In /etc/nginx/nginx.conf, I have:

stream {

    # debug|info|notice|warn|error|crit|alert|emerg
    error_log  /var/log/nginx/stream_error.log info;

    server {
        listen 192.168.70.11:5672 so_keepalive=on;
        proxy_pass rabbitmq_backend;

    }

    upstream rabbitmq_backend {
        server services-01:5672;
        #server services-00:5672;   <--- Commented this out 
    }

}

On the server that is running the upstart services in one of the logs for example, /var/log/upstart/<service-name>.log:

2021-08-21 05:33:10NOT_FOUND - home node 'rabbit@rabbit-services-00' of durable queue 'cert_collect_info' in vhost 'certificate' is down or inaccessible
2021-08-21 05:33:11NOT_FOUND - home node 'rabbit@rabbit-services-00' of durable queue 'cert_collect_info' in vhost 'certificate' is down or inaccessible
2021-08-21 05:33:11NOT_FOUND - home node 'rabbit@rabbit-services-00' of durable queue 'cert_collect_info' in vhost 'certificate' is down or inaccessible
2021-08-21 05:33:11NOT_FOUND - home node 'rabbit@rabbit-services-00' of durable queue 'cert_collect_info' in vhost 'certificate' is down or inaccessible
2021-08-21 05:34:12NOT_FOUND - home node 'rabbit@rabbit-services-00' of durable queue 'cert_collect_info' in vhost 'certificate' is down or inaccessible
2021-08-21 05:34:12NOT_FOUND - home node 'rabbit@rabbit-services-00' of durable queue 'cert_collect_info' in vhost 'certificate' is down or inaccessible
2021-08-21 05:34:13NOT_FOUND - home node 'rabbit@rabbit-services-00' of durable queue 'cert_collect_info' in vhost 'certificate' is down or inaccessible
2021-08-21 05:34:13NOT_FOUND - home node 'rabbit@rabbit-services-00' of durable queue 'cert_collect_info' in vhost 'certificate' is down or inaccessible
2021-08-21 05:34:13NOT_FOUND - home node 'rabbit@rabbit-services-00' of durable queue 'cert_collect_info' in vhost 'certificate' is down or inaccessible
2021-08-21 05:34:13NOT_FOUND - home node 'rabbit@rabbit-services-00' of durable queue 'cert_collect_info' in vhost 'certificate' is down or inaccessible

On the RabbitMQ dashboard, I see this:

RabbitMQ Node not running

At the top of the dashboard, I see:

Rabbit MQ Network Partition Detected

The two cluster nodes are in docker containers on two separate servers (services-00 and services-01).

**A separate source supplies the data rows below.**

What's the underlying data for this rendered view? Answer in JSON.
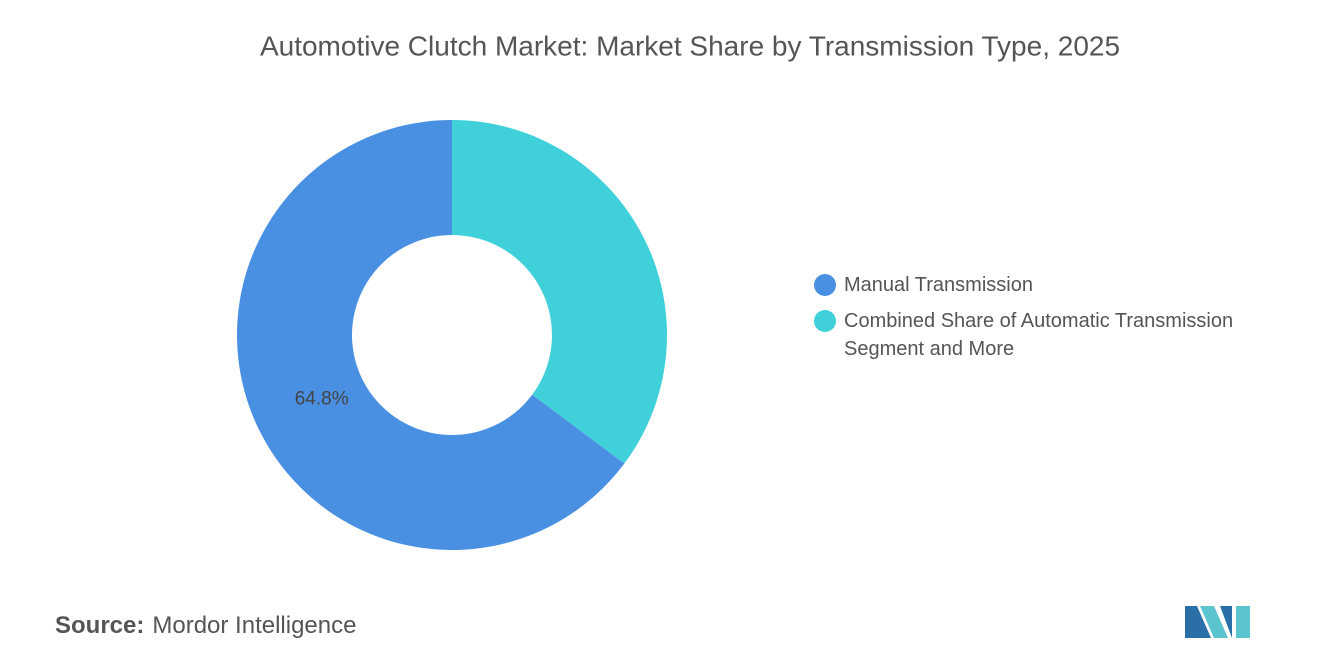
{
  "chart_data": {
    "type": "donut",
    "title": "Automotive Clutch Market: Market Share by Transmission Type, 2025",
    "categories": [
      "Manual Transmission",
      "Combined Share of Automatic Transmission Segment and More"
    ],
    "values": [
      64.8,
      35.2
    ],
    "value_labels": [
      "64.8%",
      null
    ],
    "colors": [
      "#4a90e2",
      "#40d0da"
    ]
  },
  "source_label": "Source:",
  "source": "Mordor Intelligence"
}
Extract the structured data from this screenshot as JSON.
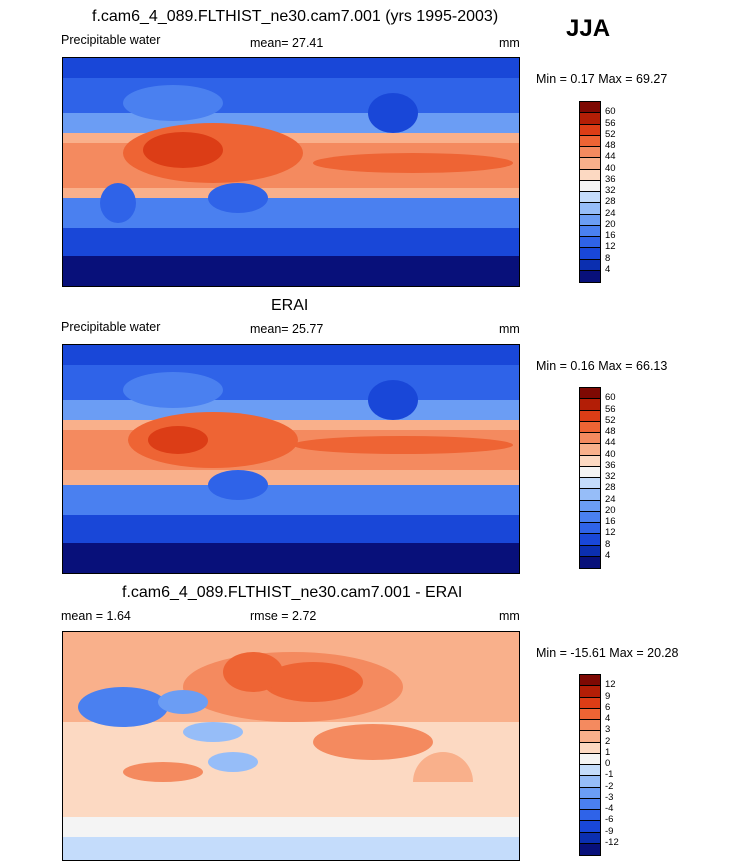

On the node that is reporting the problem, inside the container, I found the command rabbitmqctl cluster_status. It gives me:

root@rabbit-services-00:/# rabbitmqctl cluster_status
Cluster status of node 'rabbit@rabbit-services-00' ...
[{nodes,[{disc,['rabbit@rabbit-services-00','rabbit@rabbit-services-01']}]},
 {running_nodes,['rabbit@rabbit-services-00']},
 {cluster_name,<<"rabbit@rabbit-services-01">>},
 {partitions,[{'rabbit@rabbit-services-00',['rabbit@rabbit-services-01']}]},
 {alarms,[{'rabbit@rabbit-services-00',[]}]}]

But I am unsure of how to interpret it, at least in the short time I have to try and get this running. Any assistance would be greatly appreciated. I've been trying to work on this since 1am, and I've run out of options. I figured commenting out the problem node in the Nginx config would've helped, but it has not. The upstart services keep repeatedly dying when I restart.

1

There are 1 answers

0
DevOpsSauce On

I traced this to a switch blip (Thank you Nagios). I did the following from within the container:

docker exec rabbit-services-00 rabbitmqctl stop_app

docker exec rabbit-services-00 rabbitmqctl start_app

Then I rechecked the queues, and they started working again. It appears it was just a short network outage.